Viele der Dinge, die unsere Zeit absorbieren, haben wenig damit zu tun, was wir eigentlich erreichen wollen. Gerade Kooperationen oder die Zusammenarbeit in Projekten sind oft eine Zusatz- oder Nebenaufgabe. So vielversprechend der Grund sein mag, warum wir eine Zusammenarbeit eingehen, der Rest der Welt hält nicht an, nur weil wir uns entscheiden, zu kooperieren. Und nicht immer läuft es so, wie man sich das zu Beginn ausgemalt hat. Aber keine Sorge: Das geht allen Beteiligten so.

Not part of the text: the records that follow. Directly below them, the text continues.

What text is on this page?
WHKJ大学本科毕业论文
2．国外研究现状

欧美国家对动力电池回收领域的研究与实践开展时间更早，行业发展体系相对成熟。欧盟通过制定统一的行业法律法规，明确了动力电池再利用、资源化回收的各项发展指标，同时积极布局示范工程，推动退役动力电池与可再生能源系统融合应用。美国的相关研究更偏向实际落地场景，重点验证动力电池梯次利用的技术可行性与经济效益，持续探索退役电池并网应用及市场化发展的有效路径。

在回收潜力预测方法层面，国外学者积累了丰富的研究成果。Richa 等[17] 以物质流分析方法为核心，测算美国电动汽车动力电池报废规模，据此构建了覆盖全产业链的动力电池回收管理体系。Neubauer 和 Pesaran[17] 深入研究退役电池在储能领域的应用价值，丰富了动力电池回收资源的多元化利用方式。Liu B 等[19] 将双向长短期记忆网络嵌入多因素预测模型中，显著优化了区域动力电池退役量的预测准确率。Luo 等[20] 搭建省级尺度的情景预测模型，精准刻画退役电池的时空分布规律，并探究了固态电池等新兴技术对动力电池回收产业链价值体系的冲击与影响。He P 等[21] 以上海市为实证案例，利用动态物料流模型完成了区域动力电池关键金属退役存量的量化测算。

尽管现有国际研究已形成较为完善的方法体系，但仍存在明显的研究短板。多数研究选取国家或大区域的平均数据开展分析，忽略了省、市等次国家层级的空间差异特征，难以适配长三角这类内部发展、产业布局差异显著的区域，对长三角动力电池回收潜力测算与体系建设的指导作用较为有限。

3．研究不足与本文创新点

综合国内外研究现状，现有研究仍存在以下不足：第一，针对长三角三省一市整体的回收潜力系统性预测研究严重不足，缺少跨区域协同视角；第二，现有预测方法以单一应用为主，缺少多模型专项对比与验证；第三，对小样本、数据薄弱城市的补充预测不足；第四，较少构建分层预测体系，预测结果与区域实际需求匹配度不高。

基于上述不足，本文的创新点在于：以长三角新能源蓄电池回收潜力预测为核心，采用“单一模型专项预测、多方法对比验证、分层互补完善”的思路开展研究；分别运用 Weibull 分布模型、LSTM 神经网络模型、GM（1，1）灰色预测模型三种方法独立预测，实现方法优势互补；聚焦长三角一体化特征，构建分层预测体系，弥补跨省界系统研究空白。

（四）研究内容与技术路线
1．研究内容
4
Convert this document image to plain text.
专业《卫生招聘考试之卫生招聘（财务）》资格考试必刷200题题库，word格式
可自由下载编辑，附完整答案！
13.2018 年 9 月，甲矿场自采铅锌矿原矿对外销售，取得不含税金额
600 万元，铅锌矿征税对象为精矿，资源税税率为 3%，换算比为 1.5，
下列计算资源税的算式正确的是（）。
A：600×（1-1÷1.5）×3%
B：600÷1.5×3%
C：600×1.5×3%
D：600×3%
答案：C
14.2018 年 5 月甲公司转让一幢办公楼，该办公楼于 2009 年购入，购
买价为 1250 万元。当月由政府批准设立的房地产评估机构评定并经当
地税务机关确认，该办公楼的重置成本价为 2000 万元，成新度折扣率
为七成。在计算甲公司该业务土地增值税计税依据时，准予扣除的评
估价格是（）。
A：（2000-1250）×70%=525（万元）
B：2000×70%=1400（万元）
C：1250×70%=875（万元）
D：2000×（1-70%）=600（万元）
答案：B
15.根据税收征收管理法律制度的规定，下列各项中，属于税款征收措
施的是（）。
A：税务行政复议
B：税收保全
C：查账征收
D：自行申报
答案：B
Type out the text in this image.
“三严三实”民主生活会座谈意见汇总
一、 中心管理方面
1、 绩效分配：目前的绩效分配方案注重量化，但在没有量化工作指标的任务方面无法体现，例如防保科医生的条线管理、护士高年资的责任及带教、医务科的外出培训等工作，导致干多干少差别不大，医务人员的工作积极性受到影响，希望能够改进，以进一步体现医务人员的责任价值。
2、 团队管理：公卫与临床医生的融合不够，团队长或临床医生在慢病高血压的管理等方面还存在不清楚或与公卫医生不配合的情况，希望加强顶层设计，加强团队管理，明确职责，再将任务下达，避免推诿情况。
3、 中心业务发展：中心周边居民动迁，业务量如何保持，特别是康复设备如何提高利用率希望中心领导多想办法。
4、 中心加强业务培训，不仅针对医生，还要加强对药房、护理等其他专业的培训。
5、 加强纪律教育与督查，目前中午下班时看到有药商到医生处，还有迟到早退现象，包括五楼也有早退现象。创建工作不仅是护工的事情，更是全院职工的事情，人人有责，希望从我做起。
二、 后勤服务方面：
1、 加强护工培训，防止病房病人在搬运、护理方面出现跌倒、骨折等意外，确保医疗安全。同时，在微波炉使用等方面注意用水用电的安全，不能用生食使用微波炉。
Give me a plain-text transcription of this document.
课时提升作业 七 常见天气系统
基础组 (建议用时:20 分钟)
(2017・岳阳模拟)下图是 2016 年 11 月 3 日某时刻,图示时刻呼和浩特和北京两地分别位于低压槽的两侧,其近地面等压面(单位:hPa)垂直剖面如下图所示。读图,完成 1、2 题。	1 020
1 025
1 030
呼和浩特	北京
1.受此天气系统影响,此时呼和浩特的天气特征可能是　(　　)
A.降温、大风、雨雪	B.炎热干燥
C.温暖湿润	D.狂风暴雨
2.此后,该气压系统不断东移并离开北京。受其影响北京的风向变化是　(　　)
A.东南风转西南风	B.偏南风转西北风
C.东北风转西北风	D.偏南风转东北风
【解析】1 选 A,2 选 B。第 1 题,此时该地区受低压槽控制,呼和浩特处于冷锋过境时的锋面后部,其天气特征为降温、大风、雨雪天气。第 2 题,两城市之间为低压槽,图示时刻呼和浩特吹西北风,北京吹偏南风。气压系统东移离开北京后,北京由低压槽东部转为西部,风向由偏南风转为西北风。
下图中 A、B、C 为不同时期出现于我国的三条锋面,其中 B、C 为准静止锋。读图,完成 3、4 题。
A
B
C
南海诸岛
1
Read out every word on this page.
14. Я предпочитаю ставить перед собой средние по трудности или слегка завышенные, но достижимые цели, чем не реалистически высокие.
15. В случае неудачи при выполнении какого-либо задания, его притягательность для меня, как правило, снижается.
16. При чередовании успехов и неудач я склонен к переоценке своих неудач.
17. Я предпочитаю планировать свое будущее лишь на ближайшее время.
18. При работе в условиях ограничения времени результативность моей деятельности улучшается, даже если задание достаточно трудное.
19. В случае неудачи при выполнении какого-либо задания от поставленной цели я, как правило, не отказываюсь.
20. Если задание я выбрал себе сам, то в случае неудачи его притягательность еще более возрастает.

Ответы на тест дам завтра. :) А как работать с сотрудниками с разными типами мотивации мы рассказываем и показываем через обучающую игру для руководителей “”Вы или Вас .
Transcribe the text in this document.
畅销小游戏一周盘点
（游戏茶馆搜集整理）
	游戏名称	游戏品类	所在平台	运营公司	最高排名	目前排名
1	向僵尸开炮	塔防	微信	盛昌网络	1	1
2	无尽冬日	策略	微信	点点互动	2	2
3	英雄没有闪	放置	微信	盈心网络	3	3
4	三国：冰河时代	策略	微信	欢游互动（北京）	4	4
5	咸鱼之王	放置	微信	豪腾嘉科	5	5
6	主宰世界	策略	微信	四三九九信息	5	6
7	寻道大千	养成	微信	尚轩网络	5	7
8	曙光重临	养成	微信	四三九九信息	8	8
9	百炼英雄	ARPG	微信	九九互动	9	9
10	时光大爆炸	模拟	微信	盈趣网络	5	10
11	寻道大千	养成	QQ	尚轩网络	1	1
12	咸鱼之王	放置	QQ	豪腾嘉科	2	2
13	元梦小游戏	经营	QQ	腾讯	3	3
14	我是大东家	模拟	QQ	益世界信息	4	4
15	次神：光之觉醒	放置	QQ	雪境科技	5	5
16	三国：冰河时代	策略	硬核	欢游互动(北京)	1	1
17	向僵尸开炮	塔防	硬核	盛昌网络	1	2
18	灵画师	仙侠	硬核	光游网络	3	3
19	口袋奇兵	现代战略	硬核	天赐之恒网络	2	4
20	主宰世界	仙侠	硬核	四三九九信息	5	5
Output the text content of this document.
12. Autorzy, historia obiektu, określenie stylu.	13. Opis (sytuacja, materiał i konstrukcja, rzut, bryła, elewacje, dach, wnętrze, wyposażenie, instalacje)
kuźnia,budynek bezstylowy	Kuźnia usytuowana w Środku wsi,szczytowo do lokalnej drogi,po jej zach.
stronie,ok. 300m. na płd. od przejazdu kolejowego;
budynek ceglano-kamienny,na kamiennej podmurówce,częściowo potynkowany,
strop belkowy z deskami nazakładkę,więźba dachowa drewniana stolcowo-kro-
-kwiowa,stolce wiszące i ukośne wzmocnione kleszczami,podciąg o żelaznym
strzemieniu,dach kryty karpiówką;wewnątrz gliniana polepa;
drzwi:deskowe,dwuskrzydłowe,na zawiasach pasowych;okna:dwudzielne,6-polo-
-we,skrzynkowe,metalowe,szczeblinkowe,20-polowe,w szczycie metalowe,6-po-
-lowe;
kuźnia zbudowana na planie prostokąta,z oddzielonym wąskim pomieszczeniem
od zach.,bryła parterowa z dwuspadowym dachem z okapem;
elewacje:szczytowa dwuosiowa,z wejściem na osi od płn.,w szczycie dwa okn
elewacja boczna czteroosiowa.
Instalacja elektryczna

Wir alle kennen die Situation, mitten in einer Arbeit zu stecken, das Gefühl, nicht vorwärts zu kommen, ständig unterbrochen zu werden, was es unmöglich macht, sich auf das Wesentliche zu konzentrieren. Man ist genervt und genau da taucht dann plötzlich die Frage auf „Warum mache ich das eigentlich?“
Die Antwort auf diese Frage beginnt häufig mit dem Wort „weil“. „Weil ich mich verpflichtet habe, diese Arbeit zu übernehmen“ oder „Weil wir zu wenig Kunden haben“. Ganz ehrlich, motivierend klingt anders. Aber es ist das Einzige, was uns einfällt, wenn wir das Ziel aus dem Blick verloren oder erst gar keines definiert haben. Wir suchen nach einer Rechtfertigung in der Vergangenheit.
Die weitaus bessere Frage wäre „Wofür?“ Die Antwort auf diese Frage beginnt mit den Worten: „Um zu …“ und führt uns zu einer vorwärts gerichteten Perspektive im Sinne von „Welchem Zweck dient unser Tun? Was wollen wir erreichen?“ To-dos, Aufgaben – also das „Was“ – können so präzise formuliert sein, wie sie wollen. Erst das „Wofür“ inspiriert uns und setzt immer wieder die Energie frei, die es uns erlaubt, weiterzumachen – gerade, wenn es schwierig wird.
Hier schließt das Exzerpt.